Seismic differential semblance-oriented Migration Velocity Analysis status and way forward
Hervé Chauris, Milad Farshad- Geochemistry and Petrology
- Geophysics
Differential Semblance Optimization (DSO) is a seismic waveform inversion approach. It has been proposed to remove the limitation of conventional full waveform inversion as a velocity model building tool when only reflected waves are available. It has connections with Migration Velocity Analysis (MVA) techniques defined in the image domain to build macro velocity models, with a splitting between the macro-model and the small-scale heterogeneities. Among the various DSO approaches, DSO-MVA has unique characteristics for complex velocity model building, while ensuring the convergence to the global minimum in a local optimization approach: the wavefields are computed with the two-way wave equation operators, focusing panels are built in a survey-sinking mode and the quality of the macro velocity model is evaluated on common image gathers in the subsurface offset domain through a differential annihilator.
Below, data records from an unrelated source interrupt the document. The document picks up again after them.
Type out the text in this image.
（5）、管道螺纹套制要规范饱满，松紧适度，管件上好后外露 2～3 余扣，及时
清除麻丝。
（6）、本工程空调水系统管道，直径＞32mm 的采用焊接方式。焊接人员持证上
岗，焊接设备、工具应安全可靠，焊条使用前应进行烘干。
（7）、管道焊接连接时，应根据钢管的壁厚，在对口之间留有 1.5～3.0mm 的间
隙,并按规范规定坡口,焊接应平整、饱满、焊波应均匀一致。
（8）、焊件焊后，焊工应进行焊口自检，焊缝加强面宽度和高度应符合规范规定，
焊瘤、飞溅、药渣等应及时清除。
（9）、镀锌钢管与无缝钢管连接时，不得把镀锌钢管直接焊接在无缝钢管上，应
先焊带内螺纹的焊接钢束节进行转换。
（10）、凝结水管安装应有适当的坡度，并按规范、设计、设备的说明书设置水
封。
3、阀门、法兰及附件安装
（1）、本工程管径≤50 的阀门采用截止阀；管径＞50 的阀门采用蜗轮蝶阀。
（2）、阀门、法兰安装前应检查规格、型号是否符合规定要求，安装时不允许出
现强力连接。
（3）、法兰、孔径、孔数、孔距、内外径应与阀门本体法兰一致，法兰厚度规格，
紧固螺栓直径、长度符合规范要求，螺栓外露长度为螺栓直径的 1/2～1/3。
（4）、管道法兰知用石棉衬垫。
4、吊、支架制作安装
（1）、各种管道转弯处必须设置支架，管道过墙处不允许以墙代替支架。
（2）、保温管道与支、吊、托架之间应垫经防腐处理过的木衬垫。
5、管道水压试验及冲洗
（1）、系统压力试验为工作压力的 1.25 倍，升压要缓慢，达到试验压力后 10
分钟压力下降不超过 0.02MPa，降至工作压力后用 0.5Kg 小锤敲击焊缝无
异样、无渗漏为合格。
We review here the significant aspects that have been better understood over the last fifteen years and discuss the way forward. A first identified issue has been the imprint of the small-scale heterogeneities on the macro-model update that was revealed with the use of wave-equation based Green's functions and an ad-hoc solution was later proposed by slightly modifying the definition of the objective function. A second important aspect has been the development of efficient approaches to compute the required quantitative migration based on approximate inverses to replace the previously used migrations. The issue of correctly interpreting the amplitudes has also moved into one of an improved model parameterization, i.e. from constant-density acoustics media to full acoustic media as a path towards fully visco-elastic media. Finally, we discuss the way forward with the challenges of extending DSO-MVA beyond the single scattering approximation, for processing diving waves and multiples, but also the challenge of the numerical implementation, that remains critical even in 2D, for an applicability on large-scale real data.